But they persisted and convinced her there was a lot to celebrate after all: strength, life, new beginnings. Her friends and family had seen her through the highs and lows of it all and she had grown so much stronger — devastation was only one part of her story.

Although Secondo was worried about what others might think, she decided to let her friends throw the party.  “I decided it [might] be a great idea for people to see how strong divorce made me,” Secondo explained. “[This experience] has made me so much more positive and I realized that life is meant to be celebrated.” 

So four days after her divorce was finalized, 30 of her friends and family members (she decided to not to tell her daughters or ex about it) gathered at her best friend’s house where they spent the doing karaoke. “I showed up and, wow! They made a photo booth with funny sayings about divorce, a t-shirt with a crown that said ‘bye’ on it, and a picture board of me and everyone that attended the party,” said Secondo. “I even got gifts… mugs, blankets, journals, wine glasses with sayings on them and a bracelet that said keep f-ing going.”

They celebrated Secondo’s perseverance and survival rather than the end of a marriage. She was ready to move forward with a positive attitude, and her friends gathered to send her into the future with support, love, and good food. 

Secondo was also celebrating the women who lifted her up in her darkest moments. “I took a few moments and expressed how special each and every person there was to me and I thanked them for their support.” Although ambivalent at first, Secondo now believes there is nothing wrong with feeling empowered from something that brings such pain. “To celebrate life is a good thing.”

For those who may want to celebrate their own new beginnings, here are some things to keep in mind…

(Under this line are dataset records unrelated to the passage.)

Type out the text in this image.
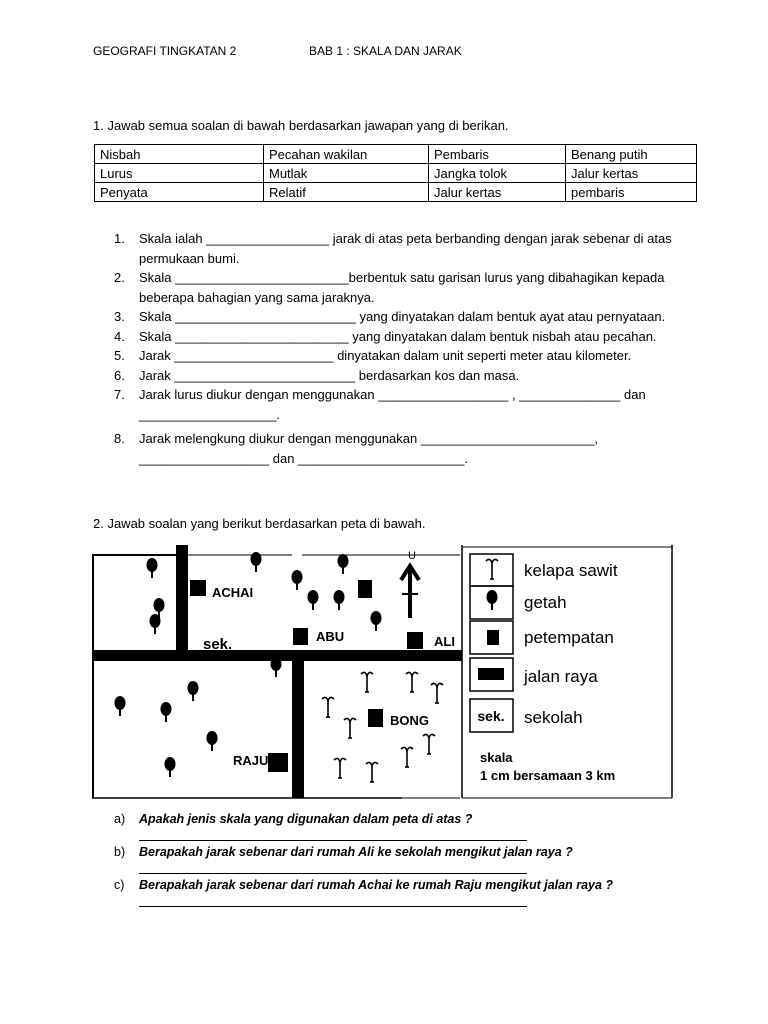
GEOGRAFI TINGKATAN 2	BAB 1 : SKALA DAN JARAK
1. Jawab semua soalan di bawah berdasarkan jawapan yang di berikan.
Nisbah	Pecahan wakilan	Pembaris	Benang putih
Lurus	Mutlak	Jangka tolok	Jalur kertas
Penyata	Relatif	Jalur kertas	pembaris
1. Skala ialah _________________ jarak di atas peta berbanding dengan jarak sebenar di atas permukaan bumi.
2. Skala ________________________berbentuk satu garisan lurus yang dibahagikan kepada beberapa bahagian yang sama jaraknya.
3. Skala _________________________ yang dinyatakan dalam bentuk ayat atau pernyataan.
4. Skala ________________________ yang dinyatakan dalam bentuk nisbah atau pecahan.
5. Jarak ______________________ dinyatakan dalam unit seperti meter atau kilometer.
6. Jarak _________________________ berdasarkan kos dan masa.
7. Jarak lurus diukur dengan menggunakan __________________ , ______________ dan ___________________.
8. Jarak melengkung diukur dengan menggunakan ________________________, __________________ dan _______________________.
2. Jawab soalan yang berikut berdasarkan peta di bawah.
U
ACHAI
ABU	ALI
BONG
RAJU
sek.
kelapa sawit
getah
petempatan
jalan raya
sek. sekolah
skala
1 cm bersamaan 3 km
a) Apakah jenis skala yang digunakan dalam peta di atas ?
b) Berapakah jarak sebenar dari rumah Ali ke sekolah mengikut jalan raya ?
c) Berapakah jarak sebenar dari rumah Achai ke rumah Raju mengikut jalan raya ?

Surround Yourself with Loved Ones

“Divorce Parties may be perceived as something extravagant, tacky or unnecessary, but they can help with the healing process of one of the most traumatic events somebody will ever have to go through,” says Dori Shwirtz, a divorce mediator and coach. “To feel completely alone and isolated is very normal. It’s comforting to have a gathering of your biggest supporters to confirm that you have plenty of people that are in your corner and that you will be okay.” 

Set New Goals

It is time to start over and a divorce party is a great way to kick off and talk about your new life. “Press the reset button and start talking about your goals to your loved ones,” Shwirtz says. “Once you air those new aspirations it makes it more real.” Dream big and live with intention — perhaps you want to start each day with a gratitude list or go back to school and pursue that degree you always wanted. 

Respect Your Ex

Tensions are typically high between ex spouses when a divorce is fresh, but it is important to take the higher road and respect your ex. Be mindful of who you invite and don’t put it on social media. “Don’t bash your ex at the party,” advises Shwirtz. “It’s not about them, it’s about you and your new life.” 

Let Go

Use the celebration as a time to let loose with your friends and let go of anything that has the power to hold you back. “Divorce is associated with shame — somehow you failed,” says Shwirtz. “The divorce party is an opportunity to negate that shame and turn your new chapter into a positive. It’s telling the world, ‘hey things maybe didn’t turn out the way I expected, but I’m proud of my life and I’m going to be ok.’” Incorporate this into your party with a letting go activity: write a letter to your old life and burn it in a bon-fire, blow bubbles, find something to symbolize your intent to let go.